Textes philosophiques

Michel Serres       comparaison contrat social,  contrat naturel


    "On dirait que le règne du droit naturel moderne commence en même temps que les révolutions scientifiques, techniques et industrielle, avec la maîtrise et la possession du monde. Nous avons imaginé pouvoir vivre et penser entre nous, pendant que les choses obéissantes dormaient, toutes écrasées sous notre emprise: l'histoire des hommes jouissait de soi dans un acosmisme de l'inerte et des autres vivants. On peut faire l'histoire de tout et tout se réduit à l'histoire.

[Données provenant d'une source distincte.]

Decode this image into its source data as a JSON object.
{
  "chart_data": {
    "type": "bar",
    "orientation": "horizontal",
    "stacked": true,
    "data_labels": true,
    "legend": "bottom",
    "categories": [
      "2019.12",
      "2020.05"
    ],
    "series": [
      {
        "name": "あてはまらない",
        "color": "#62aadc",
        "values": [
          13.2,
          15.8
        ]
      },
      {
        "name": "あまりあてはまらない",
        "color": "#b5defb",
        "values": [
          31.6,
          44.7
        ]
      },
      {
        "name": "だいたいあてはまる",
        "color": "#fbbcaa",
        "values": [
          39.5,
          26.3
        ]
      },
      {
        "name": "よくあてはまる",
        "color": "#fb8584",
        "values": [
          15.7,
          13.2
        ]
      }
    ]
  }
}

     Les esclaves ne dorment jamais longtemps. Cet intervalle prend fin à ce jour, où la référence aux choses nous rappelle violemment. L'irresponsabilité ne dure que pendant l'enfance.

     Dans quel langage parlent les choses du monde pour que nous puissions nous entendre avec elles, par contrat? Mais après tout, le vieux contrat social, aussi, restait non dit et non écrit: nul n'en a jamais lu ni l'original ni même une copie. Certes, nous ignorons la langue du monde, ou nous ne connaissons d'elle que les diverses versions animistes, religieuses ou mathématiques. Quand fut inventée la physique, les philosophes allaient disant que la nature se cachait sous le code des nombres et les lettres de l'algèbre: ce mot de code venait du droit.

     En fait la Terre nous parle en termes de forces, de liens et d'interactions, et cela suffit à faire un contrat. Chacun des partenaires en symbiose doit donc, de droit, à l'autre la vie sous peine de mort".

Le Contrat naturel, Champ Flammarion, p. 68-68.